Michel Houellebecq

La Carte et le territoire

Michel Houellebecq & Flammarion. J’ai lu. 2010

Lecture de José Strée terminée en août 2019

 

Ce livre m’a plu, bien que je le trouve moins bien écrit que Soumission. Il y est également question du déclin de notre civilisation, d’un monde voué à l’extinction avant sa liquidation. Ce qui m’a plu, c’est qu’il traite de questions relatives au marché de l’art, au doute inhérent à la création artistique. Jed Martin, le personnage principal est un artiste qui ne sait où il va, n’a pas de programme, mais une problématique et c’est certainement cela qui nous le rend crédible. Certains chapitres semblent inutiles, même si de minuscules détails ne sont pas oubliés tout au long de l’ouvrage comme les problèmes de chauffe-eau et de plomberie de l’artiste héros du roman.

On y découvre le fonctionnement d’une galerie parisienne soucieuse de correspondre au marché et aux tendances du moment, certains concepts inhérents à l’art contemporain, par exemple l’attitude de l’artiste qui seule compte aux yeux du galeriste, plutôt que son aptitude artistique.

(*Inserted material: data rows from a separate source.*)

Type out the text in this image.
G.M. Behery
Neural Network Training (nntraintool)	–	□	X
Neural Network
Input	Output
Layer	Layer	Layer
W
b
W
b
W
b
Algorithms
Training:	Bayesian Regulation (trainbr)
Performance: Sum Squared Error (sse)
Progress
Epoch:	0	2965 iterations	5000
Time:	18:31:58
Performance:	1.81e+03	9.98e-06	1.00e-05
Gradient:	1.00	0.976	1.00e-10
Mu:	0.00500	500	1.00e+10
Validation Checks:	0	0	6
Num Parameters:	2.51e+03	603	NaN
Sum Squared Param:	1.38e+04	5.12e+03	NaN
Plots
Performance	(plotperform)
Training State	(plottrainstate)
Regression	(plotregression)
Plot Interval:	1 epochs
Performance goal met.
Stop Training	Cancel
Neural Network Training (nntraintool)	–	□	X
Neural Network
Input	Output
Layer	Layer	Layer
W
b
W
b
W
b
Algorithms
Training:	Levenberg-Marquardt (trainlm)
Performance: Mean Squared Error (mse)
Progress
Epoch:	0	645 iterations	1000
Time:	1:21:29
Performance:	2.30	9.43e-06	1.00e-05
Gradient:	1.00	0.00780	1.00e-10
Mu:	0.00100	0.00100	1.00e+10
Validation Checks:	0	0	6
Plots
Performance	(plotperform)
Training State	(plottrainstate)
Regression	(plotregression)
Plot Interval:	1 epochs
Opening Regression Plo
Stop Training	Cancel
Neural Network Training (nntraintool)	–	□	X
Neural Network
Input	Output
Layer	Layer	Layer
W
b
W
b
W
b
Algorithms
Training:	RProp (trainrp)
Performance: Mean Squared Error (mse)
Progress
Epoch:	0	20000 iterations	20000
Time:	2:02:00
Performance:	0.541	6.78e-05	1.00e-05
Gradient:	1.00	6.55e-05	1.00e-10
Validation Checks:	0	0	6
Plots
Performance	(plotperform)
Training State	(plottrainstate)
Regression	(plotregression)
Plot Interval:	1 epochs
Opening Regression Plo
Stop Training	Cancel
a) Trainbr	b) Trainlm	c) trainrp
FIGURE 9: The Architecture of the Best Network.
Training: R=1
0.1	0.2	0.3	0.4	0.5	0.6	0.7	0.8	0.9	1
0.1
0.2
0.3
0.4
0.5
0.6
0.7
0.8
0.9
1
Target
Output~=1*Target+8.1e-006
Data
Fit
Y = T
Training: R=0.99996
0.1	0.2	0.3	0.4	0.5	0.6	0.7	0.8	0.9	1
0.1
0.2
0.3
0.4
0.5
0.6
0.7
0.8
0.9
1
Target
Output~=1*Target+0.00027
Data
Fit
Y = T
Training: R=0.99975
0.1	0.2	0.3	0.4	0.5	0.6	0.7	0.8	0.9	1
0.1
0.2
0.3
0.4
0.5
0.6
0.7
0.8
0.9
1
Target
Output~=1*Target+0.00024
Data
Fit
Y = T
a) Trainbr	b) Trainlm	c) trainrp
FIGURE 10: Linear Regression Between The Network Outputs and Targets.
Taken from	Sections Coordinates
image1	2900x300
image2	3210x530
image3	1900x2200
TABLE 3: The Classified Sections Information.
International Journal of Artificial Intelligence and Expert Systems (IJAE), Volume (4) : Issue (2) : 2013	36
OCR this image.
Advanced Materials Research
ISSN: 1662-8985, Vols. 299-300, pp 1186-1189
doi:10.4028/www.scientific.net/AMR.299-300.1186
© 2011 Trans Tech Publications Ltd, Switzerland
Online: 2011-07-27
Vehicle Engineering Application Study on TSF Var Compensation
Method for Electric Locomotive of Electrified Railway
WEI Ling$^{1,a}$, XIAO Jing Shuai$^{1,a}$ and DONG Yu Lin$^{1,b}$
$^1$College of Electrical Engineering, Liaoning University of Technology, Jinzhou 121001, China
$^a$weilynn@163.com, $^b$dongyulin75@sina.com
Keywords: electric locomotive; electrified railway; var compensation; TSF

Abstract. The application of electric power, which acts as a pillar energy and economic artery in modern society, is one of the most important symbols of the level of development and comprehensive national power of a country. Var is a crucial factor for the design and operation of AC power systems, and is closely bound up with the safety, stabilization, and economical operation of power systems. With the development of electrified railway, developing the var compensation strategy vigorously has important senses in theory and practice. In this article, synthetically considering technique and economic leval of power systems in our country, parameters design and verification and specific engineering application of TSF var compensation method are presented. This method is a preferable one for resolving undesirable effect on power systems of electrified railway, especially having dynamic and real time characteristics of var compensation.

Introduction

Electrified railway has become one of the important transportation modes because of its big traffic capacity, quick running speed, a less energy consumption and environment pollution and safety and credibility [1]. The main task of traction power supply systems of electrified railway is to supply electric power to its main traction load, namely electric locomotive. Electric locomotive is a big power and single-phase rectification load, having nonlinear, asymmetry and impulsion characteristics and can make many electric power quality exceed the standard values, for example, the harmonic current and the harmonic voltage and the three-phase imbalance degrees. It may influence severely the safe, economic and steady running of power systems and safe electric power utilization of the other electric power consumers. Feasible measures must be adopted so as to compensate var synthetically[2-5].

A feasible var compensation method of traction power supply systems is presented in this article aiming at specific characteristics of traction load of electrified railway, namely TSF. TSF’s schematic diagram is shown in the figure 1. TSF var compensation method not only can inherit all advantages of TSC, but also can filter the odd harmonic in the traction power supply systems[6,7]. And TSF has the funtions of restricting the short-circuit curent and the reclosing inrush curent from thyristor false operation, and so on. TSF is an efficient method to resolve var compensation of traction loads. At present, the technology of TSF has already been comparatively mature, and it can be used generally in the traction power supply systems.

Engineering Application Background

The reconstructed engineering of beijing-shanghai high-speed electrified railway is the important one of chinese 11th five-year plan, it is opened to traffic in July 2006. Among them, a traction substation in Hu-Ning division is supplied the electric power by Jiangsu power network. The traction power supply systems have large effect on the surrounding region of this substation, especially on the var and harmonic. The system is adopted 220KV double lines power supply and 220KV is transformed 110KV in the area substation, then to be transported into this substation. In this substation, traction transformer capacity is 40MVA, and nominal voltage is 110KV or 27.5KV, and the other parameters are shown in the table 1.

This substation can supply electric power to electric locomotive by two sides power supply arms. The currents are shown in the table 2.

Houellebecq semble d’ailleurs relever ce trait en offrant par contraste l’exemple d’un William Morris (1834-1896) chez qui, et pour qui, l’artisanat compte avant tout. L’auteur, sans véritablement le déplorer, montre que l’art contemporain, de manière très large, s’est débarrassé de “savoir-faire” au profit du concept. L’art minimal et le fonctionnalisme sont présentés comme une vitre contre laquelle viennent se cogner les artistes qui n’adhèrent pas à ces options artistiques. Dans le roman, apparaîssent comme représentants d’un totalitarisme artistique Le Corbusier, Van der Rohe mais aussi l’école du Bauhaus.

Houellebecq semble vouloir montrer qu’il serait encore possible d’envisager un retournement : l’art pourrait comme l’évoquait Chesterton réapparaître dans ses fondements spiritualistes et individualistes.

La création assurée par des assistants semble quelque peu moquée (Koons, Hirst, mais aussi bien les artistes de la Renaissance tels que de Vinci ou Rubens sont présentés comme des entrepreneurs, des maîtres en relations publiques). C’est sans doute la raison pour laquelle l’exemple de William Morris tient une place si marquée dans ce roman, comme contre-valeur, puisque l’artiste anglais défendait contre vents et marées de l’ère industrielle le travail manuel et individuel. Son idée maîtresse était d’abolir la différence née à la Renaissance entre arts majeurs ou beaux-arts et arts mineurs.
Houellebecq évoque Proudhon, Marx, Owen, Cabet, Fourier, Tocqueville, qui sont des réformateurs sociaux soucieux d’eudémonisme (en réalité des idéologues, dont les concepts ont généré soit les barbelés soit un libéralisme utopique). Il leur adjoint des formes d’art guidées par des idéaux progressistes comme l’art nouveau, William Morris, ou spiritualistes comme les peintres préraphaélites (Dante Gabriel Rossetti, Edward Burne-Jones…). Il s’en dégage une forme de moralité teintée de nostalgie, qui me semble la signature même de Houellebecq.

Je trouve audacieux que l’auteur se mette lui-même en scène dans son roman. D’ailleurs, il n’y a pas le plus beau rôle. Il se décrit tel qu’il est, solitaire, obsédé, cynique, victime, mais doté d’une grande curiosité culturelle. Son point de vue sur l’art contemporain (celui du Houellebecq personnage du roman) peut y apparaitre comme critique à l’égard de grands courants picturaux, sculpturaux et architecturaux tels que le minimalisme, l’art conceptuel ou le fonctionnalisme. Le critique d’art Bernard Lamarche-Vadel est d’ailleurs évoqué dans le roman, celui-ci, (qui le sait ou le sait encore ?) défendait des artistes éloignés de ces courants, tels que Beuys, Degottex, Opalka, van Velde, Paladino, Dietman, Pincemin… et déplorant la méthodologie dans l’art, la dépersonnalisation, la dématérialisation de l’art, la fin de l’art.